Redeemer |
Here's Smith on the value of giving "testimonies" in pentecostal worship. "Making room for testimony is central to pentecostal spirituality precisely because narrative is central to pentecostal identity." Pentecostal Jesus-followers assume "that their personal faith stories have normative implications for others."
Smith says "this narrative function of testimony is bound up in the very DNA of Pentecost" in Acts 2. Peter and the others makes sense "of their experience by weaving it into a larger received narrative to be able to say "this is that"; such as, e.g., Acts 2:16, pointing to Joel 2:28-32. Pentecostalism situates phenomena within narrative. Our personal stories are written "into the larger story of God's redemption." As I think N.T. Wright would say, we Jesus-followers now live out our lives in Act V of the Grand Narrative; viz., "The New Testament and the People of God."
Smith quotes Grant Wacker: "The testimony forcefully asserted that the believer's passage on this earth formed part of a magnificent drama in which cosmic good vanquished evil... Each person's private struggles somehow soared above the merely private and reappeared in a framework that spanned the millennia."
This morning at Redeemer we had testimonies. A lot of them. My associate pastor Josh Bentley asked for people to come forward and share something that had happened to them that strengthened their faith in God. A lot of good stuff was shared. Afterwards some people told me how much the testimonies meant to them. One young woman said, "When I came to church today I was down. Those testimonies were exactly what I needed to hear." My wife Linda expressed how God wove these stories into the entire worship experience. I agree. They were faith-building and encouraging, and moving. It is a good thing to be moved once in a while.

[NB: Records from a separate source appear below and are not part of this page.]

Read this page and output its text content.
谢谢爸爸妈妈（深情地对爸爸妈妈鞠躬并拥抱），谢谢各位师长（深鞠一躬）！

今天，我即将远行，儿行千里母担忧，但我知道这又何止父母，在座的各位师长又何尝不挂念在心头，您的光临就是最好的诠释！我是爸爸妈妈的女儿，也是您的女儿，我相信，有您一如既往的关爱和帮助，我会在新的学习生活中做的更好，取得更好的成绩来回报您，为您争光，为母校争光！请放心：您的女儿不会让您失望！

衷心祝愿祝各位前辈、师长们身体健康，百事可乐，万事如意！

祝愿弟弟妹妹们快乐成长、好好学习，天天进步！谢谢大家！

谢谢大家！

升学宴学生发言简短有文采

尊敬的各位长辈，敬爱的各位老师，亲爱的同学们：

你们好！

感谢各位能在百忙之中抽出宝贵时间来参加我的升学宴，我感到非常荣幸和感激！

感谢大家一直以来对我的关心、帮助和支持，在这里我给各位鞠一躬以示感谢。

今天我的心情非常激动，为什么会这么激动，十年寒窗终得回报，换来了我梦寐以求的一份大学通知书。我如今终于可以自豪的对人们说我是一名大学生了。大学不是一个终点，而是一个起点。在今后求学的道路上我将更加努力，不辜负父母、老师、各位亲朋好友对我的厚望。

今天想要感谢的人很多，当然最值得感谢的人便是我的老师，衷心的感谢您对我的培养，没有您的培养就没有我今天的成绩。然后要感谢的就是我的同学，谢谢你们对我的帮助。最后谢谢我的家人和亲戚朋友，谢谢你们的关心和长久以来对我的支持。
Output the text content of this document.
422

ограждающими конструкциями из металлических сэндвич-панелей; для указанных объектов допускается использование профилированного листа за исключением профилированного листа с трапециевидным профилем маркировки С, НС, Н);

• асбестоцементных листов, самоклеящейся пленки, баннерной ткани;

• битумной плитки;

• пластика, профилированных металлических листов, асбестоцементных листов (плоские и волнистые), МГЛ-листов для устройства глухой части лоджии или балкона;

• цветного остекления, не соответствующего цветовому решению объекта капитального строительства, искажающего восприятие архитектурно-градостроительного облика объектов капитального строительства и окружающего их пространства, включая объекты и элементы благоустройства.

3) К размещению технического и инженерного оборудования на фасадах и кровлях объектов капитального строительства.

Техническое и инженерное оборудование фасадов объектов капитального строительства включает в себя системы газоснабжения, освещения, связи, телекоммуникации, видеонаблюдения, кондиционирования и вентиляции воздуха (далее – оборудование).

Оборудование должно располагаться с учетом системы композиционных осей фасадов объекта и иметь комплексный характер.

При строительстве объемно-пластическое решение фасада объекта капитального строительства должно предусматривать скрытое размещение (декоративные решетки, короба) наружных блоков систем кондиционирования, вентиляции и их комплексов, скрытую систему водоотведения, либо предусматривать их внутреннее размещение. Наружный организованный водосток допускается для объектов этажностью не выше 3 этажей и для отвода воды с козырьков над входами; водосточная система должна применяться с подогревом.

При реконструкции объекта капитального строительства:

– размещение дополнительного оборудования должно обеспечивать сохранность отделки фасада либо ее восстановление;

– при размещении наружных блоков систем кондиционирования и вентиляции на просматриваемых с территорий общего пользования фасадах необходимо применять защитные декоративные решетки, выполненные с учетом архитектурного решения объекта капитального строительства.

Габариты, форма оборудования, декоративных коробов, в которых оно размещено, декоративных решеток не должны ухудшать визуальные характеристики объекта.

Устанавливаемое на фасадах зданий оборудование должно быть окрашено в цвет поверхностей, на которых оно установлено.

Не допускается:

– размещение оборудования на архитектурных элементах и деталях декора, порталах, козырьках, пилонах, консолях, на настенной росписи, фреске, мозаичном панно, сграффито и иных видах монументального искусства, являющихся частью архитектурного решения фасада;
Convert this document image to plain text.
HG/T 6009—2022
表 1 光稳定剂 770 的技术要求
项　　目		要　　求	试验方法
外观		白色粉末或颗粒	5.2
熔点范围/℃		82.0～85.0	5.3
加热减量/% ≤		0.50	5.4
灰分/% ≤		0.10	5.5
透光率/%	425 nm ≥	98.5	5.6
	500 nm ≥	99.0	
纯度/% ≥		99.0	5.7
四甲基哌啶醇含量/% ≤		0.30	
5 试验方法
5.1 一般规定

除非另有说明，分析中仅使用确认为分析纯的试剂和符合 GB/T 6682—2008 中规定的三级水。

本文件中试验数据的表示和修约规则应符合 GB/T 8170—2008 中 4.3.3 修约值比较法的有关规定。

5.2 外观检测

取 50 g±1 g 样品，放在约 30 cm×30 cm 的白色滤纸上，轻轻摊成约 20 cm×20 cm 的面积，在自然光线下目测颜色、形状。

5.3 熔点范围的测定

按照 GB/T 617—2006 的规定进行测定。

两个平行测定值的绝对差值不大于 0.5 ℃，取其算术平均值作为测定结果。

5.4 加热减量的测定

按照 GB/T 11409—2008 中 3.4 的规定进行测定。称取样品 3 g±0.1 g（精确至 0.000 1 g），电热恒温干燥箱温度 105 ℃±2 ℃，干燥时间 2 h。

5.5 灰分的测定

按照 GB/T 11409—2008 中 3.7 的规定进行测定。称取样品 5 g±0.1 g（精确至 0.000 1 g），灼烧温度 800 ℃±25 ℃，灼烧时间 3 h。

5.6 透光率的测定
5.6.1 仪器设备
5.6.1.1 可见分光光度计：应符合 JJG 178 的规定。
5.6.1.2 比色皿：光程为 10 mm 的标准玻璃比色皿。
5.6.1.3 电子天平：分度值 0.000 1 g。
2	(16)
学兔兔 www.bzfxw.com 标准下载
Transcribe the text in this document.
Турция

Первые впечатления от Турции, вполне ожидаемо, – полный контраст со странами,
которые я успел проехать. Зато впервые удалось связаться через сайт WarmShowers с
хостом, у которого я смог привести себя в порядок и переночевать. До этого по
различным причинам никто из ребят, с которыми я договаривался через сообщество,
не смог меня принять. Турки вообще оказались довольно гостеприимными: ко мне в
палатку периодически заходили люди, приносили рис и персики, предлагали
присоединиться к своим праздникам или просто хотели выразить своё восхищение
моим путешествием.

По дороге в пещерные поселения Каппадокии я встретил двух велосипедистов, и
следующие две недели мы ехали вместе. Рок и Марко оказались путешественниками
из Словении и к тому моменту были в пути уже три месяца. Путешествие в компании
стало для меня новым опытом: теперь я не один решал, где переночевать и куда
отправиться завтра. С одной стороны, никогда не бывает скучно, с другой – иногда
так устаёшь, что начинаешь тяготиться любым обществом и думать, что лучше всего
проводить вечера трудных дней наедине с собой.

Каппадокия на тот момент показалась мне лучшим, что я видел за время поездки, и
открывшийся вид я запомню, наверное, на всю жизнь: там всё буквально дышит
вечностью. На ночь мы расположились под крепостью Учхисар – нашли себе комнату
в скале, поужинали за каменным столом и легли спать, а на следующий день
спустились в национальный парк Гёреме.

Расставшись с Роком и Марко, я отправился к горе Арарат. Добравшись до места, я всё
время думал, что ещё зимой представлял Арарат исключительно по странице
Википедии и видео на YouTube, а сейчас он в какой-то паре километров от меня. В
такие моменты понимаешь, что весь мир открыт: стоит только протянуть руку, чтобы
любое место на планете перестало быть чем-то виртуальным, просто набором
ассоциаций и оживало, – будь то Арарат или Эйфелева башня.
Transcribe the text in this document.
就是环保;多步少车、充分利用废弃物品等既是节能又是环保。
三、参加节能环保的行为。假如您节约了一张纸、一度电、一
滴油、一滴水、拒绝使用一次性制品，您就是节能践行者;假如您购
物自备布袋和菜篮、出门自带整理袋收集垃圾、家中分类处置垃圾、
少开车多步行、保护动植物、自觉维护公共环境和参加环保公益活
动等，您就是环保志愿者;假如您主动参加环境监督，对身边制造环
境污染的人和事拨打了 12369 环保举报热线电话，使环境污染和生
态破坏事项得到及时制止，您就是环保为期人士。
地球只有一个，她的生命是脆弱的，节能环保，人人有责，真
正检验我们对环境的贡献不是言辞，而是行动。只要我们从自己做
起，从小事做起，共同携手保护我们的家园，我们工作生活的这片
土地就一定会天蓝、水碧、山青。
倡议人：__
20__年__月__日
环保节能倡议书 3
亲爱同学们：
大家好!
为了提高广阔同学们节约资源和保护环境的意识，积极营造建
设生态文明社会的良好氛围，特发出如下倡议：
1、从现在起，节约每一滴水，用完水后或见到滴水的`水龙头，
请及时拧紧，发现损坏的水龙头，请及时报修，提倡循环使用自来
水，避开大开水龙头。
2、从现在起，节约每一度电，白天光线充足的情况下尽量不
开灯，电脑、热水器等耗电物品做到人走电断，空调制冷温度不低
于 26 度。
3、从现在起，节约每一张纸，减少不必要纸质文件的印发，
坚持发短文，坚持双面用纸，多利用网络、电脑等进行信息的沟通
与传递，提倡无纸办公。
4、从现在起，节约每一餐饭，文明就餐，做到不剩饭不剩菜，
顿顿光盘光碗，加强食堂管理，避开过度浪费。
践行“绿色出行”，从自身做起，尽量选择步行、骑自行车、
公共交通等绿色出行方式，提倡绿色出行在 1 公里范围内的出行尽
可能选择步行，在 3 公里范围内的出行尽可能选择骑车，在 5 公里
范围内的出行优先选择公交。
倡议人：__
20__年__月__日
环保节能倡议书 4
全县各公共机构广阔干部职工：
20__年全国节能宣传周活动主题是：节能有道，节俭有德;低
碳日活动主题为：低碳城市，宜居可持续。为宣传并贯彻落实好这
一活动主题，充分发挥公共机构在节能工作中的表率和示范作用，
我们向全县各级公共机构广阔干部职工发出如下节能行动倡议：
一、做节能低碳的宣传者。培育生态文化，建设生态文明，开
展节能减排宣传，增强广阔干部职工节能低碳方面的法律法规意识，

Now watch this. Can you believe what Smith the philosopher is going to do?! He is going to "now consider the philosophical ramifications of this pentecostal "understanding." I want to particularly consider the tacit epistemic commitments that are embedded in the pentecostal practice and experience of testimony, to consider the inchoate "understanding of understanding" at work in the pentecostal claim that "I know that I know that I know." In particular, I want to suggest that at work here is a kind of proto-postmodern intuition about knowledge that constitutes a *performative critique of modern criteria of knowledge - a pentecostal critique of the rationalism (or cognitivism or "intellectualism") that characterizes modern accounts of knowledge. Pentecostal practice can function as a sort of countermodernity. Thus there are elements of a pentecostal worldview that resonate with a "postmodern" critique of autonomous reason such that we might see Azusa Street as a postmodern revival."
For Smith:
- "pentecostal testimony and experience constitute an implicit critique of rationalism.
- "the function of story and narrative carries within it fundamental epistemic commitments"
- "give the centrality of affect and imagination in pentecostal narrative and testimony" Smith will provide "a tentative outline for a pentecostal aesthetics."
(I read, as an undergraduate in philosophy, J.L. Austin's How to Do Things With Words, and there learned about "performative utterances"; viz., language that does something.)